The phoneme-based continuous speech corpus is a collaboration between Texas Instruments, MIT, and SRI International. The Timit dataset has a voice sampling frequency of 16 khz and contains a total of 6,300 sentences, with 630 people from 8 major U.S. dialects speaking a given 10 sentences each, all sentences are manually segmented and marked at the phone level. Seventy percent of the speakers are male; most of the speakers are white adults.

Dataset

Download and Extract

Download TIMIT from it's official website and extract it to ~/datasets. Assume unzip the dataset in the directory ~/datasets/timit.

Overview

All the scripts you need are in run.sh. There are several stages in run.sh, and each stage has its function.

Stage Function
0 Process data.
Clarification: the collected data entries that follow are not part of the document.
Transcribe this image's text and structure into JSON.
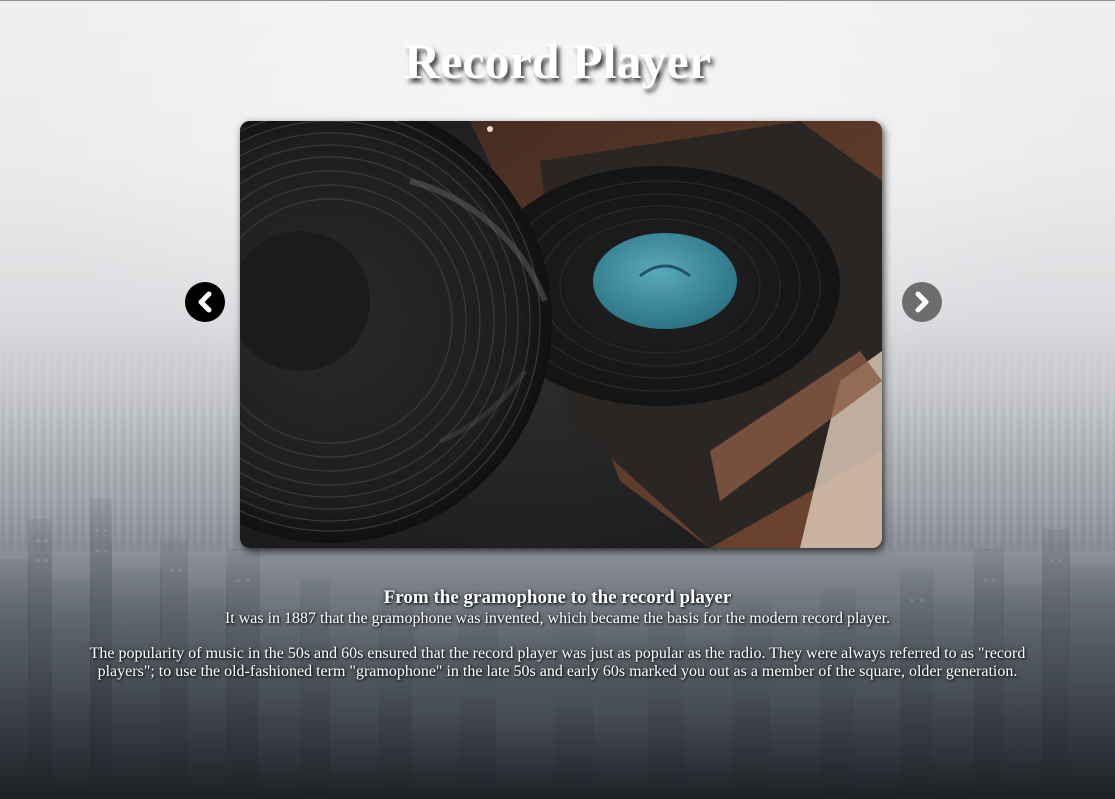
{
  "page": {
    "title": "Record Player"
  },
  "slider": {
    "image_alt": "vinyl-record-on-turntable",
    "prev_icon": "chevron-left-icon",
    "next_icon": "chevron-right-icon"
  },
  "caption": {
    "heading": "From the gramophone to the record player",
    "line1": "It was in 1887 that the gramophone was invented, which became the basis for the modern record player.",
    "paragraph": "The popularity of music in the 50s and 60s ensured that the record player was just as popular as the radio. They were always referred to as \"record players\"; to use the old-fashioned term \"gramophone\" in the late 50s and early 60s marked you out as a member of the square, older generation."
  },
  "colors": {
    "prev_button": "#000000",
    "next_button": "#6d6d6d",
    "label_teal": "#3a8fa3"
  }
}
It includes:
(1) Download the dataset
(2) Calculate the CMVN of the train dataset
(3) Get the vocabulary file
(4) Get the manifest files of the train, development and test dataset
1 Train the model
2 Get the final model by averaging the top-k models, set k = 1 means to choose the best model
3 Test the final model performance
4 Get ctc alignment of test data using the final model

You can choose to run a range of stages by setting stage and stop_stage .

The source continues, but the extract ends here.